All of that has gone. Sure the developers are focusing their efforts on fixing game, and they even found time to give the community some new functionality, but the content didn’t just start to dry up last May. Unfortunately the new stuff for this game started drying up years prior to launch, presumably because development was taking so many resources.

We haven't had a new ship since December 2018 and the Thargoid War that started with a hiss and roar has fizzled out. The mysteries and the discoveries have slowed down, and the background simulation is running on autopilot. The game is growing stale, which means the community is also growing stale.

No longer does Elite make the front page of PC Gamer and the major Elite Dangerous YouTubers have moved on to other games. The only videos they produce about the game either break down what's new in the latest bug fix, or navel-gaze about the game's future.
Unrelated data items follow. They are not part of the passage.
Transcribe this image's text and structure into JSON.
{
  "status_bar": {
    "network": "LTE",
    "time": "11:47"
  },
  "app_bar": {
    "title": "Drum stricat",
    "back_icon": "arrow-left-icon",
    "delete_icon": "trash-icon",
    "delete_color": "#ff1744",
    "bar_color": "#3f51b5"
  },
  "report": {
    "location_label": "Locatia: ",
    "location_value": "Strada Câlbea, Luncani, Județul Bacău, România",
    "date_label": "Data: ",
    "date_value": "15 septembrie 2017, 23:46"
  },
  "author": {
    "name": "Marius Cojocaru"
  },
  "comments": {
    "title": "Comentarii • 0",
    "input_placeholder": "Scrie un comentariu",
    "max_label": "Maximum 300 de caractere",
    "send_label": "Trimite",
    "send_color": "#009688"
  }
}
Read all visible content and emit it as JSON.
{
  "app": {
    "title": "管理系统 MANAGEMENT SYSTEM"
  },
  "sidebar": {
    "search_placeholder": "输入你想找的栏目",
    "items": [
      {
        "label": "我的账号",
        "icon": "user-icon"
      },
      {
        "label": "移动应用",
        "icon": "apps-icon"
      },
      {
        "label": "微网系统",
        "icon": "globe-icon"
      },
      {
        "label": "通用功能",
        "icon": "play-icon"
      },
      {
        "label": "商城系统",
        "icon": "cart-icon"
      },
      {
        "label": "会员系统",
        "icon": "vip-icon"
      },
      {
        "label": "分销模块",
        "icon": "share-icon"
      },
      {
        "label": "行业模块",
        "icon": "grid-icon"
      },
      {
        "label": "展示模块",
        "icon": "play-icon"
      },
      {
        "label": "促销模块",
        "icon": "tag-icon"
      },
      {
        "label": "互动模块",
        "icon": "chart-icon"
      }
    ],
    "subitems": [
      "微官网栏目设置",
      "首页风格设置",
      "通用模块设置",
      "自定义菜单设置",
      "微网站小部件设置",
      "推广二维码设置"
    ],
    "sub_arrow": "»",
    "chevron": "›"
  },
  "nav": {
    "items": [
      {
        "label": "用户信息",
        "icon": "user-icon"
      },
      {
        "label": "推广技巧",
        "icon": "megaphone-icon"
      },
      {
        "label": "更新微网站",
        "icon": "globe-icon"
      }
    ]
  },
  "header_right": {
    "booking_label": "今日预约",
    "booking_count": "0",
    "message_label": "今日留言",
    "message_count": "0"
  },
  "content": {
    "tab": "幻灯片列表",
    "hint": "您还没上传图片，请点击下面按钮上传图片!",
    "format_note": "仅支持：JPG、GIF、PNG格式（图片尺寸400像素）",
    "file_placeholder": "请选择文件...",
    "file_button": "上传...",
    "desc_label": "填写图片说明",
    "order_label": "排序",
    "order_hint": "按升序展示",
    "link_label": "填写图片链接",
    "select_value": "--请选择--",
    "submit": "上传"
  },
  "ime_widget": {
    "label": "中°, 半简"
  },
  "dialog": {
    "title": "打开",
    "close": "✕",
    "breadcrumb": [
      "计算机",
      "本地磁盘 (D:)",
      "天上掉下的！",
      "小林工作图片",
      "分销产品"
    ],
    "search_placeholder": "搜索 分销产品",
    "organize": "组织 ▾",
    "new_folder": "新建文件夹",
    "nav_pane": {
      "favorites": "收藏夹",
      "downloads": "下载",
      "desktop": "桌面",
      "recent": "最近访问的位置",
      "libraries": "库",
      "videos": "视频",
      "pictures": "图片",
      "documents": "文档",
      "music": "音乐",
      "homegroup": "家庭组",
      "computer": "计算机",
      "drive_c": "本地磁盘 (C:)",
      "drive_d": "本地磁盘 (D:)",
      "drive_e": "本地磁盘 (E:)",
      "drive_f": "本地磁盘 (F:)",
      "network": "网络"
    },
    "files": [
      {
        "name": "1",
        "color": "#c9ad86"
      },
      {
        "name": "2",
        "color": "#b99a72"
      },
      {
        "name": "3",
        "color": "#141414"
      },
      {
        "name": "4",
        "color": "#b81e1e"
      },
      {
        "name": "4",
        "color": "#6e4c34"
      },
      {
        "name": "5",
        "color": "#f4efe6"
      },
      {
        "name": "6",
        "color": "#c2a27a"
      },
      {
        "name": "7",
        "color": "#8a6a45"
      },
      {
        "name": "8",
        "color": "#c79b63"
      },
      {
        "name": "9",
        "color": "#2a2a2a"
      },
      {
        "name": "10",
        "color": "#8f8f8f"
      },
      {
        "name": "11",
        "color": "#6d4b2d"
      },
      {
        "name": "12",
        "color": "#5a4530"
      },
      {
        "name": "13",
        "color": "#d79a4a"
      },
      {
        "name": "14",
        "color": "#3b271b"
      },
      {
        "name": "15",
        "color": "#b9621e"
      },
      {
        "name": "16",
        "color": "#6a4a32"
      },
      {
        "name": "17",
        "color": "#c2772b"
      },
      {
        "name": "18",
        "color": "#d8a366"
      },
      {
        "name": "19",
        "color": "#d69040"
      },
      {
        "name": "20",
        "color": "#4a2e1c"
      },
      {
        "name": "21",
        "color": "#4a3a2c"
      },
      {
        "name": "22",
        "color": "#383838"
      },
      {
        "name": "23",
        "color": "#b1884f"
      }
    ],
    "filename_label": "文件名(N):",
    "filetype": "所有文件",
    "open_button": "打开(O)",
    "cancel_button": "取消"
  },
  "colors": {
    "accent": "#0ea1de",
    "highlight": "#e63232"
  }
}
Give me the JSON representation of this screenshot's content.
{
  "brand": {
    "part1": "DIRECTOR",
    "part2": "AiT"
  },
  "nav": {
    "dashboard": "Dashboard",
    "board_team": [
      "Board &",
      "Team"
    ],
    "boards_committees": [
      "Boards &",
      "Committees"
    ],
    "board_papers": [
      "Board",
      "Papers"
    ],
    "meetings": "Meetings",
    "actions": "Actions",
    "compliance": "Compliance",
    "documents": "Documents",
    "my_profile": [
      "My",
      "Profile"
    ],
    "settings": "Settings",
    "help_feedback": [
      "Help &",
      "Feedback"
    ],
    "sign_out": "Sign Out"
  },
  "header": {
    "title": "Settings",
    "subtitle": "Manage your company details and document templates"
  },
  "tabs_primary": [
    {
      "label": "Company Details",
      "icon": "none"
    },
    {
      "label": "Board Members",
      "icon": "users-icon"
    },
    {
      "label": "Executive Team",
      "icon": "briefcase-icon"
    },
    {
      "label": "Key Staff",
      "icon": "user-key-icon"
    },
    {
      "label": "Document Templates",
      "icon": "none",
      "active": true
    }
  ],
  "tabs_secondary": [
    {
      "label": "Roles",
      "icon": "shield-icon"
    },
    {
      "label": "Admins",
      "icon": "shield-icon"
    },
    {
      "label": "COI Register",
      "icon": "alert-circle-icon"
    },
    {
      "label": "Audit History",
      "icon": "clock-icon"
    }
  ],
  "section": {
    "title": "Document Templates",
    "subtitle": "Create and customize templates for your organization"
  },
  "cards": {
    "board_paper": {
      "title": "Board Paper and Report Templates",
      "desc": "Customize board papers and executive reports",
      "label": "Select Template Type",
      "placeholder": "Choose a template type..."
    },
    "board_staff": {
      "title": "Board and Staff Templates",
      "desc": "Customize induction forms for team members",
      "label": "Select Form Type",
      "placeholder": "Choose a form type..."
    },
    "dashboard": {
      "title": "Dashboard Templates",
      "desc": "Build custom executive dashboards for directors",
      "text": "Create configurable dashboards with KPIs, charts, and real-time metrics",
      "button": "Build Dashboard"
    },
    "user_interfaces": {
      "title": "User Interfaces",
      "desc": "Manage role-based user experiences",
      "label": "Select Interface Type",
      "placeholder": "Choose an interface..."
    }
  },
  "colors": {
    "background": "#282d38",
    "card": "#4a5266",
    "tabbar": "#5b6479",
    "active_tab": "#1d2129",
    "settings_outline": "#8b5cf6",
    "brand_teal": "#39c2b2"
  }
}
It’s depressing because it means if Frontier does turn this around, the community will have to be rebuilt from scratch, and that's a whole other big task for them to get right.

Source: igamesnews.

CMDR, signing off.

It’s been a heartbreaking year for Elite and I really feel for the players and the developers who have been burned through this process. Video games are hard, something we seem to be reminded of more and more these days, but I genuinely fear that this game has run its course.

It feels like they over-committed in the wrong direction which means so much extra time and energy needs to go into getting back in line with the community and I don’t think the player base will stick around long enough for them to do it.

I hope to be wrong. I leave the game installed on my PC in hopes that one day I can return but for now, I’m going months between log-ins. We can only wait and watch, hoping for the best.